裴玉珠伤心委屈极了,【一定是云昭昭这个贱人的错!】
“大哥哥,是不是云昭昭说了我的坏话?你不要相信她!她是个外人,我是你的亲妹妹啊!”
“胡言乱语。”裴晏冷冰冰的扫过她,“我娘,只有我一个儿子。”
言外之意,少攀关系!
说完,他彻底无视了裴玉珠。伸手从柜台上拿起多宝璎珞项圈,“冷竹,结账。”
“是。”冷竹站出来掏银子。
多宝璎珞项圈五百两,眼睛都不眨一下就买下来了。
裴玉珠不知怎么想的,竟是舔着脸凑上来,眼巴巴看着裴晏说:“大哥哥,你是要送给我吗?你若送我,我就原谅你了。”
“噗——”
云昭昭没忍住笑出声,被裴晏目光一扫,她扭过头嘟囔:“有狗叫,笑笑还不行吗?”
头顶落下一道黑影,冷冷霜雪墨香萦绕在她身边,一双修长如玉骨的手,拿着多宝璎珞项圈戴在了她脖子上。

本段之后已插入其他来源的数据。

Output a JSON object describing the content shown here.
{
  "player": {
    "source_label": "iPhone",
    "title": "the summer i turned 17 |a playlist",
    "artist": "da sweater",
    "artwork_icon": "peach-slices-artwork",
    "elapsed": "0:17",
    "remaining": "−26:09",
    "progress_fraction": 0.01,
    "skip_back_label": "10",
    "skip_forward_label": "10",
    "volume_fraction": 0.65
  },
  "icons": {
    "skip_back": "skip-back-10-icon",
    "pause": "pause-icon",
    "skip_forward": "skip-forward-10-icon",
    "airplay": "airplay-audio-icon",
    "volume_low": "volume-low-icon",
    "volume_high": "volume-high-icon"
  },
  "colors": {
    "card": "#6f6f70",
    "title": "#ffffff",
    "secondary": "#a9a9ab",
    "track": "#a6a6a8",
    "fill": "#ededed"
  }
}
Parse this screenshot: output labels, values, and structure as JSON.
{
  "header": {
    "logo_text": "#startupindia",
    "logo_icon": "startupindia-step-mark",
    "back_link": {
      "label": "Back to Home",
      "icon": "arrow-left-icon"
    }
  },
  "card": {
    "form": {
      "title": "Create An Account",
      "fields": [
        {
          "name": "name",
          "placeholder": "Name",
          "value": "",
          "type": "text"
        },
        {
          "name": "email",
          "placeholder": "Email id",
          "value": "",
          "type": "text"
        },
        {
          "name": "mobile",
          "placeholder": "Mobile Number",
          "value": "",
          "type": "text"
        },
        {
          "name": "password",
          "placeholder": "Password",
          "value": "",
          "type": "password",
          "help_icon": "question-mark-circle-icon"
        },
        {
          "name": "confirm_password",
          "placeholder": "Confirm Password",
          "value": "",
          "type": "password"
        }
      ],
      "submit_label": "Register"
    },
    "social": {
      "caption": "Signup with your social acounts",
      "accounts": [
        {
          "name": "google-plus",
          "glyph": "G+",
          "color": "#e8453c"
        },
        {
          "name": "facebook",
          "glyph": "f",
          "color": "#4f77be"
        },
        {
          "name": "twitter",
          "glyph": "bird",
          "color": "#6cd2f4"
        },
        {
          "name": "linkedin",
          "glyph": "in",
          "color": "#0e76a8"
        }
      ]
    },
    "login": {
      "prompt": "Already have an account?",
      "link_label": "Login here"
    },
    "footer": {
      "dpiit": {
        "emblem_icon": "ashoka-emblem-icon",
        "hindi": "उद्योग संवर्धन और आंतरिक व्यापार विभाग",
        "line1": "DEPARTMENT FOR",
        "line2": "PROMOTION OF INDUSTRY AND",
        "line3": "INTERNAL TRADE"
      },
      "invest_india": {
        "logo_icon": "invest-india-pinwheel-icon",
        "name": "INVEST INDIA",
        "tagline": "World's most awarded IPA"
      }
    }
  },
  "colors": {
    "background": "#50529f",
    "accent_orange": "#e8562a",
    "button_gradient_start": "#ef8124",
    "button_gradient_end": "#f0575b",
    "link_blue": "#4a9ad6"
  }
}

系扣子的时候,裴晏的两根指腹擦过云昭昭后颈的肌肤,烫的云昭昭浑身一麻。
她忍不住抬头,表哥看着冷冰冰,怎么体温却烫的像火一样?
裴晏一直盯着她,双眸冷若寒湖,深深镌刻着她的影子。薄唇轻启,裴晏问她:“还买什么?”
云昭昭看了眼边上两人。
裴玉珠看起来心都要碎了。
朱盈盈又酸又妒忌,咬牙切齿的扯烂了手帕。
哼!
云昭昭故意摸了摸项圈,嗓子娇软甜滋滋的:“谢谢表哥,不买了,我们回~家~吧~”
裴晏眼底起了波澜,似乎笑了,但太浅太淡,谁也没发现。
他只是淡淡点头,“嗯。”
“大哥哥!大哥哥!”
裴玉珠急的跺脚,不论她怎么喊,裴晏都没有回头搭理她。
裴玉珠气的直哭,忍不住埋怨朱盈盈:“都怪你!大哥哥现在讨厌我了。”
“明明是云昭昭的错!”朱盈盈扯着烂帕子,凑在裴玉珠耳边怂恿拱火:“有云昭昭在一日,裴大人不会回国公府。”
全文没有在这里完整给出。